Nanofilm Boiling And Evaporation Of Working Fluids R32/R1234ze(E) On Metal Walls: Insights From Molecular Dynamics Simulations

Understanding energy transfer between working fluid and vapor is a critical issue in absorption refrigeration and thermophysics for the aim of intensifying heat conversion. However, it is difficult to achieve by experimental measurements due to the difficulty in catching the detailed and accurate modeling information, e.g., specific working fluid, and its underlying molecular mechanism. In order to study the evaporation and boiling behavior of refrigerant mixture from the microscopic point of view, the nanofilm consisting of different working fluids, with the evaporation model of R32/R1234ze (E) on metal wall, was established by utilizing molecular dynamics (MD) method.

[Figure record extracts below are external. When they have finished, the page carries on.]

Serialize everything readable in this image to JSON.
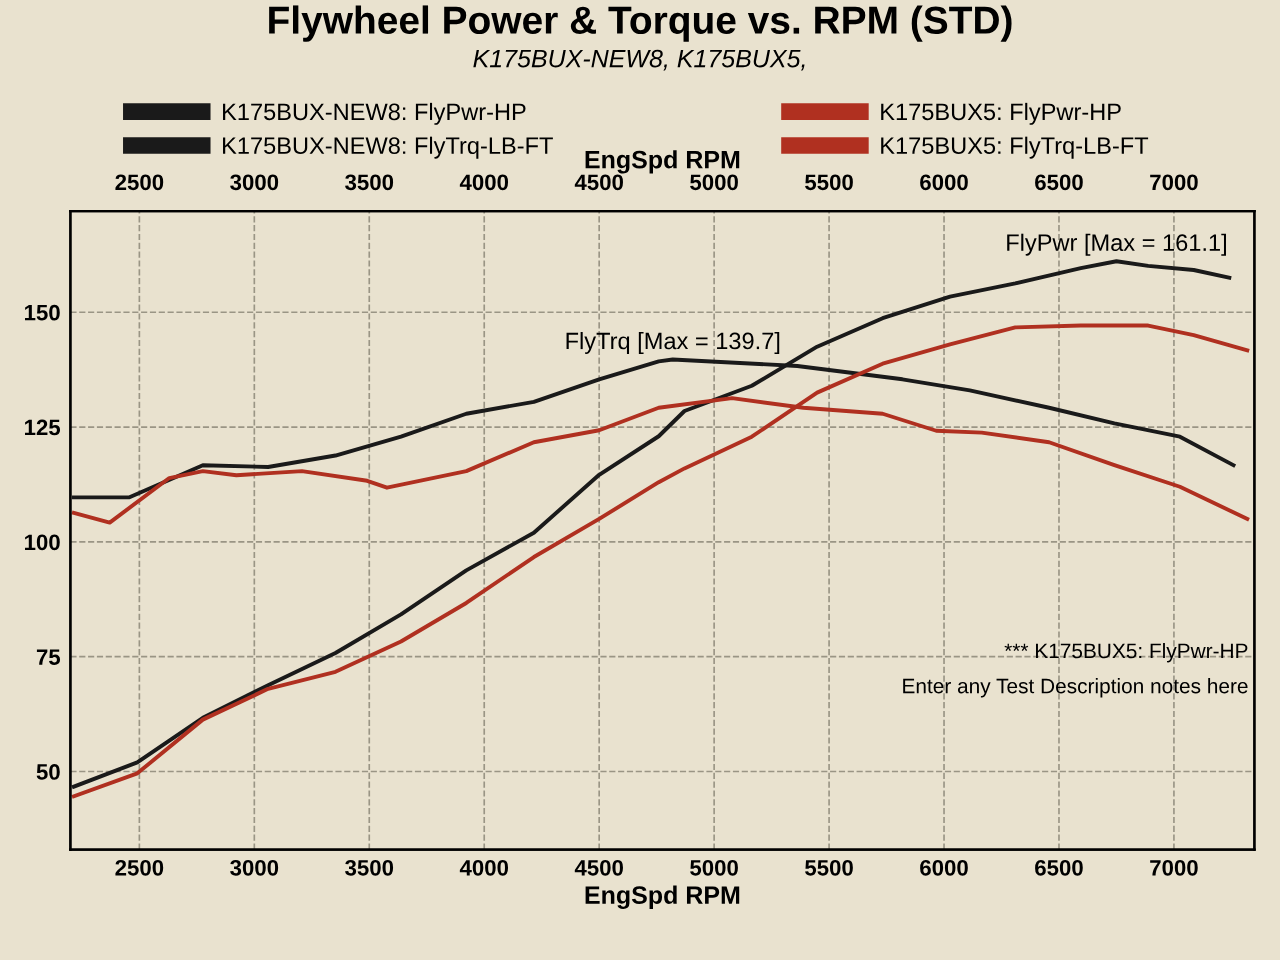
{
  "chart_data": {
    "type": "line",
    "title": "Flywheel Power & Torque vs. RPM (STD)",
    "subtitle": "K175BUX-NEW8, K175BUX5,",
    "xlabel": "EngSpd RPM",
    "x2label": "EngSpd RPM",
    "xlim": [
      2200,
      7350
    ],
    "xticks": [
      2500,
      3000,
      3500,
      4000,
      4500,
      5000,
      5500,
      6000,
      6500,
      7000
    ],
    "x2lim": [
      2200,
      7350
    ],
    "x2ticks": [
      2500,
      3000,
      3500,
      4000,
      4500,
      5000,
      5500,
      6000,
      6500,
      7000
    ],
    "ylim": [
      33,
      172
    ],
    "yticks": [
      50,
      75,
      100,
      125,
      150
    ],
    "grid": true,
    "legend": "top",
    "line_style": "solid",
    "marker": "none",
    "series": [
      {
        "name": "K175BUX-NEW8: FlyPwr-HP",
        "color": "#1a1a1a",
        "x": [
          2215,
          2491,
          2776,
          3060,
          3353,
          3638,
          3922,
          4216,
          4500,
          4759,
          4871,
          5164,
          5448,
          5733,
          6026,
          6310,
          6595,
          6750,
          6888,
          7086,
          7241
        ],
        "values": [
          46.7,
          52,
          61.7,
          68.8,
          75.8,
          84.2,
          93.8,
          102,
          114.6,
          123,
          128.5,
          134,
          142.5,
          148.7,
          153.4,
          156.3,
          159.6,
          161.1,
          160.1,
          159.2,
          157.5
        ]
      },
      {
        "name": "K175BUX-NEW8: FlyTrq-LB-FT",
        "color": "#1a1a1a",
        "x": [
          2215,
          2457,
          2776,
          3060,
          3353,
          3638,
          3922,
          4216,
          4500,
          4759,
          4820,
          5362,
          5819,
          6112,
          6457,
          6741,
          7026,
          7259
        ],
        "values": [
          109.7,
          109.7,
          116.7,
          116.3,
          118.8,
          122.9,
          127.9,
          130.5,
          135.4,
          139.3,
          139.7,
          138.3,
          135.4,
          133,
          129.2,
          125.8,
          122.9,
          116.7
        ]
      },
      {
        "name": "K175BUX5: FlyPwr-HP",
        "color": "#b03020",
        "x": [
          2215,
          2491,
          2776,
          3060,
          3353,
          3638,
          3922,
          4216,
          4500,
          4759,
          4871,
          5164,
          5448,
          5733,
          6026,
          6310,
          6595,
          6888,
          7086,
          7319
        ],
        "values": [
          44.6,
          49.6,
          61.3,
          68,
          71.7,
          78.3,
          86.7,
          96.7,
          105,
          113,
          116,
          122.9,
          132.5,
          138.8,
          143,
          146.7,
          147.1,
          147.1,
          145,
          141.7
        ]
      },
      {
        "name": "K175BUX5: FlyTrq-LB-FT",
        "color": "#b03020",
        "x": [
          2215,
          2371,
          2630,
          2776,
          2922,
          3207,
          3491,
          3577,
          3922,
          4216,
          4500,
          4759,
          5078,
          5388,
          5733,
          5966,
          6164,
          6457,
          6741,
          7026,
          7319
        ],
        "values": [
          106.3,
          104.2,
          113.9,
          115.4,
          114.5,
          115.4,
          113.3,
          111.8,
          115.4,
          121.7,
          124.3,
          129.2,
          131.3,
          129.2,
          127.9,
          124.2,
          123.8,
          121.7,
          116.7,
          112,
          105
        ]
      }
    ],
    "annotations": [
      {
        "text": "FlyPwr [Max = 161.1]",
        "x": 6750,
        "y": 161.1
      },
      {
        "text": "FlyTrq [Max = 139.7]",
        "x": 4820,
        "y": 139.7
      },
      "*** K175BUX5: FlyPwr-HP",
      "Enter any Test Description notes here"
    ]
  }
}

The effect of different mole ratios, i.e., pure R32, 3:1, 1:1, 1:3, pure R1234ze (E), on the evaporation and boiling behavior of mixtures was analyzed. The results show that the probability of explosive boiling decreases with the decrease of R32 molecular mole ratios. Thus, in turn, the performance of refrigerant mixture is observed to be better than that of pure refrigerant. Insights from this simulation research could provide an effective reference for the MD interactions and have potential benefit in developing efficient and sustainable processes for industries to minimize the chemical usage and environmental damage.